SCFD1 is continuing to monitor and treat hot spots at Evergreen.

“To date, there has been no fire or damage beyond where the fire started,” said SCFD1. “There have not been any issues of fire spread or blowing embers.”

The fire district believes the fire conditions will not change throughout the evening, and the local National Weather Service office will change the strategy if conditions adjust.

The cause of the fire is still under investigation.

Tuesday, Nov. 1 update:

Sedgwick County District 1 Fire Chief Doug Williams says that crews have dumped more than a million gallons of water on the fire since it ignited Saturday night.

The fire is still going, but Williams says that the fire is contained and that the wetting down process is helping the fire from spreading. Luckily, they have not had any issues with the wind blowing embers.

“Tomorrow we’re seeing that maybe slightly windier, but we’re also seeing that the humidity will be higher, and which will help maybe offset that wind, but right now today since we haven’t experienced any problems, we’re having faith that tomorrow will go through without any issues either,” said Williams.

Williams says that they have a surveillance video from the company and the business to the north to try and help figure out how this fire started. Right now, they do not see it as suspicious.

Squads are stationed at nearby homes and businesses to stay on top of anything that may happen in those areas and to ensure the community feels protected.

Crews expect to be working for at least the next few days until the fire is fully out.

Monday, Oct. 31 – 10 p.m. update:

More than a full day after it started, the fire is still burning.

The fire is fully contained, but there is concern that it could quickly change with the wind expected to pick up Tuesday and switch directions.

“We believe when wind hits, it’s going to flare it all back up and intensify when the wind hits it tomorrow, which is pretty standard anytime you get a fire like this, that has deep, deep smoldering debris, anytime you have wind it’s going to flare up and increase that intensity,” said Williams. “They’re supposed to go into more of a fire danger index for grassland tomorrow which also creates a problem with these embers spreading off of here when the wind comes up.”

The cause of the fire is still under investigation.

Williams says that the recycling center was inspected not too long ago and was up to the current fire code. He also says that there were no hazardous materials included in what is burning.

People who live in the area will be on guard over the next few days and on the lookout for any signs that the fire is growing.

Monday, Oct. 31 – 4:30 p.m. update:

Williams says they have contained the spread of the fire, but with the upcoming change in wind direction, the fire danger index increases.

“Everything being done right now is totally focused on getting ready for the wind switch tomorrow morning,” Williams said. “We’ve moved all of our aerial trucks to the north end, getting ready to combat that when the wind switches tomorrow morning.”

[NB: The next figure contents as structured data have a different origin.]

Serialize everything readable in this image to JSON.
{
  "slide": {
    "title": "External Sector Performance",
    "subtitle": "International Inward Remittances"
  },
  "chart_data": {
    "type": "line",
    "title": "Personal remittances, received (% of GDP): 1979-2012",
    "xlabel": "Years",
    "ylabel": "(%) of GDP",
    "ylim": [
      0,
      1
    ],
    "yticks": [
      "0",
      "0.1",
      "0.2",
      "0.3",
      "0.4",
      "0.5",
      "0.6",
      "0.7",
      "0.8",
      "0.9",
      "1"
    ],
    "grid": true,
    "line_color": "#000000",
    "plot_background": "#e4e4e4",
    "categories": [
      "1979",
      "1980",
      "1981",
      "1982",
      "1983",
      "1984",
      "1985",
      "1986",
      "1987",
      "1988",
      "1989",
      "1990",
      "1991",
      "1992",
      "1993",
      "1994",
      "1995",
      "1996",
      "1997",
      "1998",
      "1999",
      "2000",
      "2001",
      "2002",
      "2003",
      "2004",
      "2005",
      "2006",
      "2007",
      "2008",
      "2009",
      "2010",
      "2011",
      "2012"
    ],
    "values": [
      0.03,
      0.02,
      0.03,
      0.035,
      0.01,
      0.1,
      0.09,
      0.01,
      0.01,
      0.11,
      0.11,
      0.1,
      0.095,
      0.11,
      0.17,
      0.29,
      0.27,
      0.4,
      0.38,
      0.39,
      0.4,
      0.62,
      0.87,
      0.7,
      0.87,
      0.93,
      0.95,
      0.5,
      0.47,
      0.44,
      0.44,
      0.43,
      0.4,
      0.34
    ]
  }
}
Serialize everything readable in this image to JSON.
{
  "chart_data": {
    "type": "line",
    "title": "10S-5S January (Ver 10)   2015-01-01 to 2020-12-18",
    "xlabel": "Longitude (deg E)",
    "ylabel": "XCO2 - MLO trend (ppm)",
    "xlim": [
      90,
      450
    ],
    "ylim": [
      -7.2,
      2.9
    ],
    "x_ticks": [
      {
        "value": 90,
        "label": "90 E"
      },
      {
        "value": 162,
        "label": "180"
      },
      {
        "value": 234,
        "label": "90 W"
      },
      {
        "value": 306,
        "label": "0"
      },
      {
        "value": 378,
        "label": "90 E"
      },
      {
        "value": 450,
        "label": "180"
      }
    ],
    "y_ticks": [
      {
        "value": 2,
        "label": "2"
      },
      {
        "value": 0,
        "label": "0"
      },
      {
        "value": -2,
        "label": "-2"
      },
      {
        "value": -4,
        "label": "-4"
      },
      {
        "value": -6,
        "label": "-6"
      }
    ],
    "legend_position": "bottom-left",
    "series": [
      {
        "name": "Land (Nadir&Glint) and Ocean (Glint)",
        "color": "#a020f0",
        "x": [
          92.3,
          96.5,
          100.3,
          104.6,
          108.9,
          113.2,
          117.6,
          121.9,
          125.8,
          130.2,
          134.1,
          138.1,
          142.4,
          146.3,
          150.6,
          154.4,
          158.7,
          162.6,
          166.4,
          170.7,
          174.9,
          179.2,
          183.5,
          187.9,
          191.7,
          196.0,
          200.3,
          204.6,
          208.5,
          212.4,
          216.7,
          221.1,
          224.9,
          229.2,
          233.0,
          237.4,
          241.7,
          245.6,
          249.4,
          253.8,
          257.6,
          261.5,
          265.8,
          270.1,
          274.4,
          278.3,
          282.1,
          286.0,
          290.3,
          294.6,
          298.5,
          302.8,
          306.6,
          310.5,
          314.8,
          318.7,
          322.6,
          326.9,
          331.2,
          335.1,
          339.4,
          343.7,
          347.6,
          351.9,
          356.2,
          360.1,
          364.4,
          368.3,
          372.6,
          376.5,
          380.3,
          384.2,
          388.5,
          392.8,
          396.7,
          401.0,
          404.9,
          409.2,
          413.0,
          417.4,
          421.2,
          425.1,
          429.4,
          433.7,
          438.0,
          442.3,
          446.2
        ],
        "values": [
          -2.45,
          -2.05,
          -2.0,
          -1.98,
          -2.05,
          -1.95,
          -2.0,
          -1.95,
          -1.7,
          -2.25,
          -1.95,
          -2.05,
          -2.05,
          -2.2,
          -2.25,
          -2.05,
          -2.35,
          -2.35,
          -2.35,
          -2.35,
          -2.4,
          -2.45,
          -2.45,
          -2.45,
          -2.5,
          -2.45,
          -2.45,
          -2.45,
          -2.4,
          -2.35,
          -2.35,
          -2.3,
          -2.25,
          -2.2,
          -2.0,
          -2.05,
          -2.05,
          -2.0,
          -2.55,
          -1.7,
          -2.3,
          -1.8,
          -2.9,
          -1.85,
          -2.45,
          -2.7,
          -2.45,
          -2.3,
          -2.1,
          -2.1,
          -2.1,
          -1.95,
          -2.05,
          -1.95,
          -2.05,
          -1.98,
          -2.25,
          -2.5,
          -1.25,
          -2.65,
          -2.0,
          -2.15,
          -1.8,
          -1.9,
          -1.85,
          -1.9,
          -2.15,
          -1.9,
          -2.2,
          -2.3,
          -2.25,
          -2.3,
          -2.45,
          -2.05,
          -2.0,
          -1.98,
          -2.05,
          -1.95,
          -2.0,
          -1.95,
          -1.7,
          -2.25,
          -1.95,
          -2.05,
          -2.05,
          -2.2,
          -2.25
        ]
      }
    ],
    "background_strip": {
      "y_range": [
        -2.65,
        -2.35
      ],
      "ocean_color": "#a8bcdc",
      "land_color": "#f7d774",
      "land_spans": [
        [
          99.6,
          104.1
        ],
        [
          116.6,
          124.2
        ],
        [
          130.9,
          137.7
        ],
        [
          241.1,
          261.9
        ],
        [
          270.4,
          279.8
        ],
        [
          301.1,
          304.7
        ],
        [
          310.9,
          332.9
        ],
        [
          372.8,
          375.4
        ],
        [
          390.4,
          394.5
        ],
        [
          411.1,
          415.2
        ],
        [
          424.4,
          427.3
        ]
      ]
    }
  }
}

Williams said that Evergreen Recycling has also been helping.

“The Evergreen Company here has also been assisting by moving some of their pallets and some of their product on the north end there. They’re moving it further away and to the west to get away from that southwest wind,” said Williams.

Sunday, Oct. 30 update:

The fire broke out Sunday night just before 8 p.m. in the 300 block of W. 53rd Street North. The fire was clearly visible on KSN’s SkyView camera.

The Wichita Fire Department said a large mass of wood products was burning and that thousands of gallons have been dumped on the fire.

Crews are still working to get the fire under control due to the depth of the materials involved.

The Wichita Fire Department said residents can expect a smoke odor and visible smoke in the area until the fire is determined to be under control by fire crews. The smoke coming from the fire will be similar to a campfire.

Crews will be monitoring the weather to ensure that embers remain around the vicinity of the fire scene.

Due to the fire’s size, the Wichita Fire Department says it will “persist for an undetermined amount of time.”

The Salvation Army South Central Area Command’s Emergency Disaster Services teams are providing hydration and food support for firefighters.